Nehmt die Konstruktion der Geschlechter durch die Gesellschaft. Der zugrundeliegende Poststrukturalismus ist nicht eure Denkweise. Ihr denkt in Fakten, nicht in Beliebigkeiten. Ihr seht, dass E=mc2 keine sexistische Gleichung ist und wenn ihr euch die Argumente anschaut, die gegen diese Theorien sprechen, dann werdet ihr sehen, dass sie die wesentlichen Fragen nicht beantworten kann.

Warum soll alles konstruiert sein, wenn wir Wesen sind die langsam durch Evolution entstanden sind und wir ganz klassisch in das Schema passen, dass sich auch bei anderen Säugetieren und Primaten findet? Was ist überhaupt der Beleg dafür, dass alles konstruiert ist? Wie kann die genderfeministische Theorie die Zwillingsexperimente erklären, wie den Zusammenhang von Transsexualität mit Hormonrezeptoren?

Nerds sind nicht dafür bekannt, soziale Ansichten nachzubeten. Sie sind dafür bekannt logisch an eine Sache heranzugehen und sie im Detail auseinanderzunehmen. Diese Möglichkeit bietet euch die normale Foschung im Geschlechterbereich.

Die logischen Abwägungen der Sexual Strategies Theory sind nerdy, die abstrakte Betrachung von Schönheit als Attraktivitätsmerkmale ist nerdy, die Nachweise für die Red Queen Theory über Zwitterfische und ihre Geschlechterwahl ist nerdy.

Wer wäre ein besserer Beleg als Sheldon Cooper selbst:

Sheldon Cooper: New topic. Where are you in your menstrual cycle?

Penny: What?

Sheldon Cooper: I’ve been doing some research online, and apparently female primates, you know, uh… Apes, chimpanzees, you… They find their mate more desirable when he’s being courted by another female. Now, this effect is intensified when the rival female is secreting the pheromones associated with ovulation. Which brings me back to my question, where are you in…?

[Penny slams the door in his face]

Sheldon Cooper: Clearly, I’m 14 days too early

Die meisten von euch werden eh eher Dawkins lesen als Butler. Ihr müßt euch nur bewußt machen, wie sehr sich die beiden widersprechen.

Auch die Sokal-Affäre sollte euch näher sein als der Poststrukturalismus. Ihr glaubt nicht, dass der Mond der Hintern einer dicken Frau ist und würdet auch insoweit nicht auf eine Diskursanalyse, sondern auf Wissenschaft verlassen.

Es ist Zeit den Genderfeminismus mit spockscher Logik zu betrachten und festzustellen, dass er keine Grundlage hat und gegen wissenschaftliche moderne Feststellungen verstößt. Und das dann auch darzulegen.

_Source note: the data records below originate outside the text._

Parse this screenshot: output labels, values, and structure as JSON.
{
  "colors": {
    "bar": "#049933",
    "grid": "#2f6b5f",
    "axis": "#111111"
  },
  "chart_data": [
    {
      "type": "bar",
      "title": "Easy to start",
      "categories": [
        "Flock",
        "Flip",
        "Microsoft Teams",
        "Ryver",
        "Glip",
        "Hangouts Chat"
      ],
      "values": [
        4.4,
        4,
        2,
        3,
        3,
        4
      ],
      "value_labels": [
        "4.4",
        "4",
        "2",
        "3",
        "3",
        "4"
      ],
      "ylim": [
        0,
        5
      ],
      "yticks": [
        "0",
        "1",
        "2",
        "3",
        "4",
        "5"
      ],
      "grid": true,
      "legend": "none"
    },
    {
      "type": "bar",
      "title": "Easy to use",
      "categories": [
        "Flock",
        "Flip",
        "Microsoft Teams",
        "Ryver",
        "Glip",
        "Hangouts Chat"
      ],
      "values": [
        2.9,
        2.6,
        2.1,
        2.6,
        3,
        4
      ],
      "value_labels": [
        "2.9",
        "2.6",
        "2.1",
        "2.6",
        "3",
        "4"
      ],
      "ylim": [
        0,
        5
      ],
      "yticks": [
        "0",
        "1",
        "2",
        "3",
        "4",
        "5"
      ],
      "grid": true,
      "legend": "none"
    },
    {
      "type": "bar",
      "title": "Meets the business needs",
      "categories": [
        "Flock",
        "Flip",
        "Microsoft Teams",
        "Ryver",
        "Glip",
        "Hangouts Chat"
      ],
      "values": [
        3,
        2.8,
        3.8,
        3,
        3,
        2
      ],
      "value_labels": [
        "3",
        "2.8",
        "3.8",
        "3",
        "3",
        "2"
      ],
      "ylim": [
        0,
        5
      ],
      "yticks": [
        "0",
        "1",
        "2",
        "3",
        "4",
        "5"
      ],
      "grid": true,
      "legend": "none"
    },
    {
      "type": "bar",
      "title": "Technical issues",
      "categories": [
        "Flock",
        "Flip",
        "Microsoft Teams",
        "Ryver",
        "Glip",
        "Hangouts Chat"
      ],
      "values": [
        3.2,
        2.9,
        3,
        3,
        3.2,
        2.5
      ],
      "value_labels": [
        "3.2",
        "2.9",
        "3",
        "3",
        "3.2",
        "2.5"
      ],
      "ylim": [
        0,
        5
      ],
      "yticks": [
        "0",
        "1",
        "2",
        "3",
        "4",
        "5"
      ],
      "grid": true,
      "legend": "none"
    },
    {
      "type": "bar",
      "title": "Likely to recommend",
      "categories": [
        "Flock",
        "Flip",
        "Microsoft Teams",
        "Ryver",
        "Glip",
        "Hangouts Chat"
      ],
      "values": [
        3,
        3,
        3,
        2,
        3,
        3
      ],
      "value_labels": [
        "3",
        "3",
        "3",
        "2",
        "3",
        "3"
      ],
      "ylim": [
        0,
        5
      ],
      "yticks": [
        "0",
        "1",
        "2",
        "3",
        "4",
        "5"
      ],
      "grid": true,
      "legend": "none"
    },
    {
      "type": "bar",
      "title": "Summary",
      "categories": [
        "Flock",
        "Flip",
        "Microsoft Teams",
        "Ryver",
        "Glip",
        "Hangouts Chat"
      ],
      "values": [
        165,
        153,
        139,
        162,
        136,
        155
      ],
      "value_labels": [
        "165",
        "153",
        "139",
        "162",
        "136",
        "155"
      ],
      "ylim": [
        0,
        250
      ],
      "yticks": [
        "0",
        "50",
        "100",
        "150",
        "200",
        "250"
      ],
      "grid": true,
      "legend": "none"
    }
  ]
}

Ihr seid in vielen Fällen genau der Nachweis, dass Männer nicht privilegiert sind. Weil Nerds genug gesellschaftliche Ausgrenzung erfahren und die Vorteile von Frauen in der Gesellschaft nur zu deutlich wahrnehmen. Weil ihr die Friendzone kennt. Lasst euch nicht einlullen von unlogischen Betrachtungen über Geschlechter.

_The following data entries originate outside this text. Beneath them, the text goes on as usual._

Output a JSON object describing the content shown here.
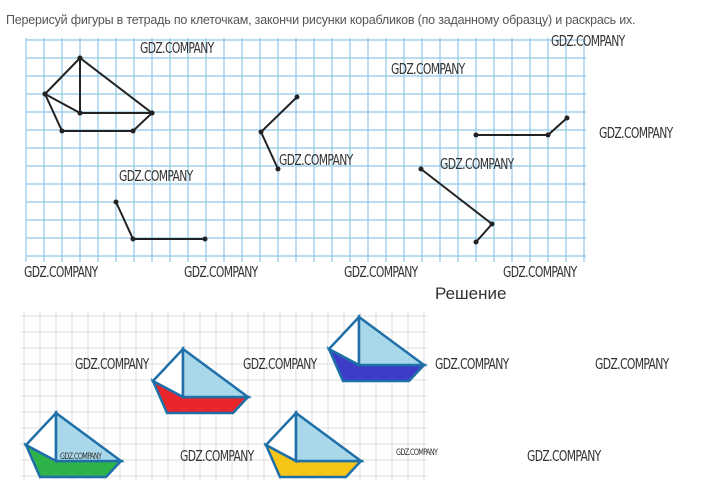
{
  "task_text": "Перерисуй фигуры в тетрадь по клеточкам, закончи рисунки корабликов (по заданному образцу) и раскрась их.",
  "solution_heading": "Решение",
  "watermark": "GDZ.COMPANY",
  "colors": {
    "grid_top": "#8ec8e8",
    "grid_bottom": "#dddddd",
    "outline": "#1f6fa8",
    "sail": "#a8d8ea",
    "red": "#e8252a",
    "blue": "#3c3cc8",
    "green": "#2eb24a",
    "yellow": "#f5c518"
  },
  "boats": [
    {
      "hull_color": "red"
    },
    {
      "hull_color": "blue"
    },
    {
      "hull_color": "green"
    },
    {
      "hull_color": "yellow"
    }
  ]
}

Und keine Angst, das bedeutet nicht, dass ihr ein veraltetes Frauenbild vertreten müßt. Lasst euch keine Strohmänner entgegen stellen, die Biologie ist bezüglich der Einzelperson nicht festgelegt und flexibel.

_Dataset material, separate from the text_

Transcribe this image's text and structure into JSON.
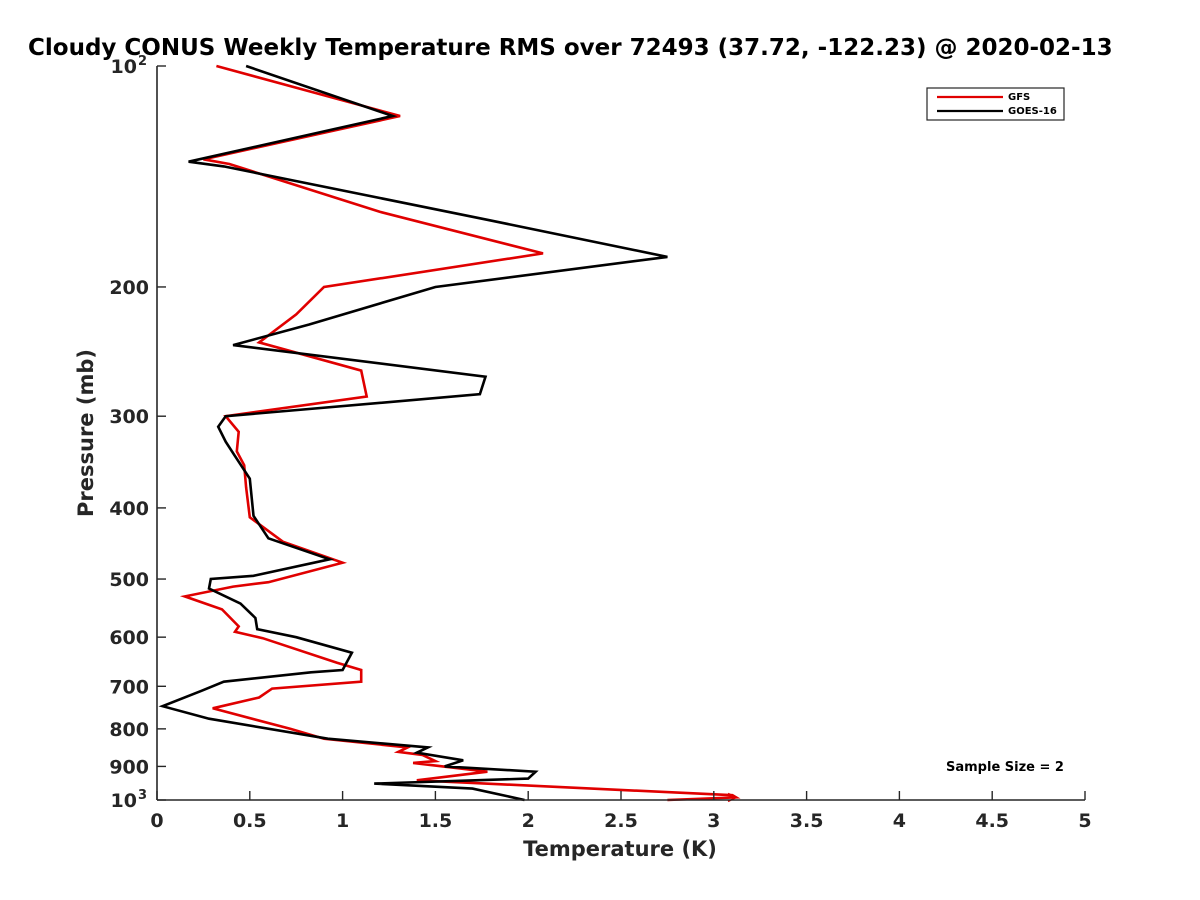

Lasst euch euren Postgenderansatz nicht ausreden: Sein lassen ist ein guter Weg um den Geschlechtern gerecht zu werden, während verzweifelte Quoten nur zu Ungerechtigkeiten führen.

Fragt euren Kegelclub nach den Grundlagen, die üblicherweise nicht mehr behandelt werden dürfen. Fragt sie nach männlichen und weiblichen Privilegien, danach wie Sprache so allmächtig werden kann, fragt sie zur Wissenschaftsfeindlichkeit ihrer Theorien, fragt sie was eigentlich die Kernargumente sind, mit denen Butler ihre Ansicht begründet. Fragt sie, wie die Queertheorie mit sexueller Selektion vereinbar ist.

Ihr seid eine Partei der Hinterfragung und der Transparenz. Lasst nicht zu, dass auch bei euch einfach „Biologismus“ gerufen wird um eine Ideologie abzusichern!

Wer gegen die Auswirkungen verschiedener Spielarten des Feminismus ist, insbesondere den Genderfeminismus, der ist nicht frauenfeindlich. Haltet diesen Ausführungen lieber den Equityfeminismus entgegen, der für Gleichberechtigung ist, aber nicht für krampfhafte Gleichstellung über alle Unterschiede hinweg.

Er ist besser mit eurem Postgenderansatz vereinbar.